Koreksi Pasal 26
PERMEN Nomor 29 Tahun 2013 | Peraturan Menteri Nomor 29 Tahun 2013 tentang PENYELENGGARAAN PELAYANAN PEMERIKSAAN KESEHATAN CALON TENAGA KERJA INDONESIA
Teks Saat Ini
(1) Pemerintah, pemerintah daerah provinsi dan pemerintah daerah kabupaten/kota, melakukan pembinaan dan pengawasan terhadap penyelenggaraan pemeriksaan kesehatan calon TKI dengan melibatkan organisasi profesi dan asosiasi terkait.
(2) Pembinaan sebagaimana dimaksud pada ayat (1) diarahkan untuk:
a. menjaga dan meningkatkan kualitas pemeriksaan kesehatan calon TKI;
b. menjaga keabsahan Sertifikat Kesehatan yang dikeluarkan oleh Sarana Kesehatan; dan
c. meningkatkan tanggung jawab dan peran serta institusi/lembaga terkait dalam menjaga kesehatan calon TKI sebelum keberangkatan.
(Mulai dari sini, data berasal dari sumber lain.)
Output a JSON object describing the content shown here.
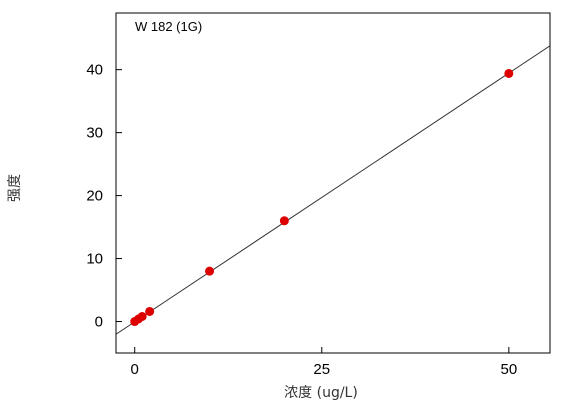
{
  "chart_data": {
    "type": "scatter",
    "annotation": "W 182 (1G)",
    "xlabel": "浓度 (ug/L)",
    "ylabel": "强度",
    "xlim": [
      -2.5,
      55.5
    ],
    "ylim": [
      -5,
      49
    ],
    "x_ticks": [
      0,
      25,
      50
    ],
    "x_tick_labels": [
      "0",
      "25",
      "50"
    ],
    "y_ticks": [
      0,
      10,
      20,
      30,
      40
    ],
    "y_tick_labels": [
      "0",
      "10",
      "20",
      "30",
      "40"
    ],
    "grid": false,
    "series": [
      {
        "points": [
          {
            "x": 0,
            "y": 0
          },
          {
            "x": 0.5,
            "y": 0.4
          },
          {
            "x": 1,
            "y": 0.8
          },
          {
            "x": 2,
            "y": 1.6
          },
          {
            "x": 10,
            "y": 8.0
          },
          {
            "x": 20,
            "y": 16.0
          },
          {
            "x": 50,
            "y": 39.4
          }
        ],
        "color": "#dd0000"
      }
    ],
    "fit_line": {
      "slope": 0.79,
      "intercept": -0.05,
      "color": "#333333"
    }
  }
}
(3) Dalam rangka pengawasan, Menteri, kepala dinas kesehatan provinsi dan kepala dinas kesehatan kabupaten/kota dapat mengambil tindakan administratif terhadap Sarana Kesehatan dan tenaga kesehatan yang melakukan pelanggaran terhadap ketentuan Peraturan Menteri ini sesuai dengan kewenangan masing-masing.
(4) Tindakan administratif sebagaimana dimaksud pada ayat (3) dapat berupa:
a. teguran lisan;
b. teguran tertulis;
c. penghentian sementara kegiatan; atau
d. pencabutan penetapan sebagai Sarana Kesehatan pemeriksa kesehatan calon TKI.
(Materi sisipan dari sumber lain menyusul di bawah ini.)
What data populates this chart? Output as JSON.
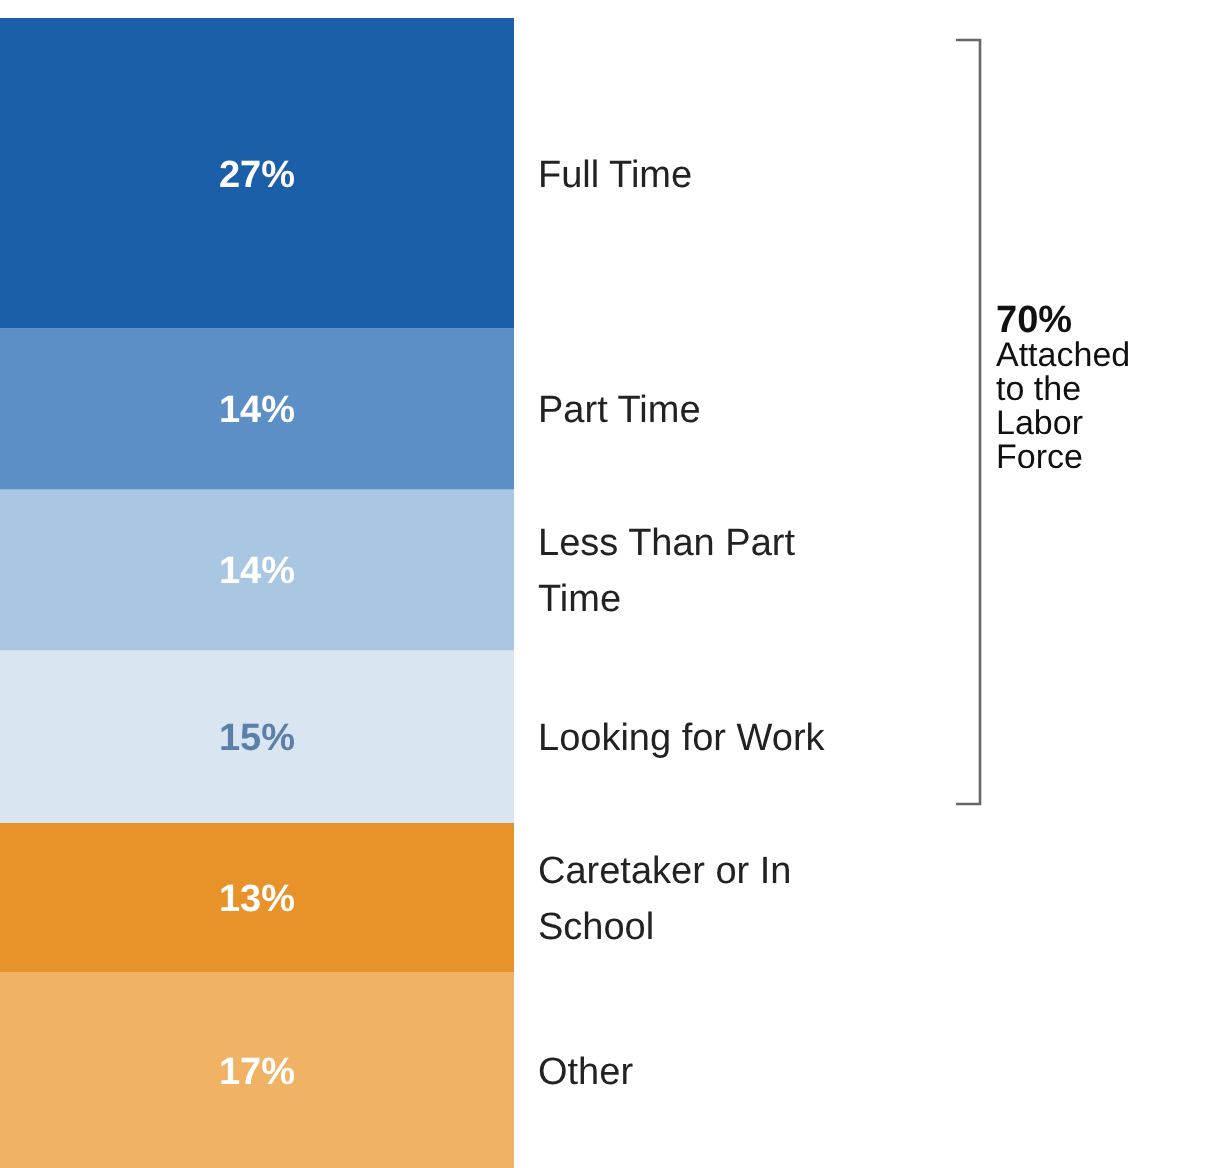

(5) Tindakan penghentian sementara kegiatan dan pencabutan penetapan sebagai sarana pemeriksaan kesehatan calon TKI sebagaimana dimaksud pada ayat (4) huruf c dan huruf d hanya dapat dilakukan oleh Direktur Jenderal.
(6) Kepala dinas kesehatan provinsi dan kepala dinas kesehatan kabupaten/kota selain memberikan teguran lisan dan tertulis dapat memberikan rekomendasi pencabutan penetapan kepada Menteri.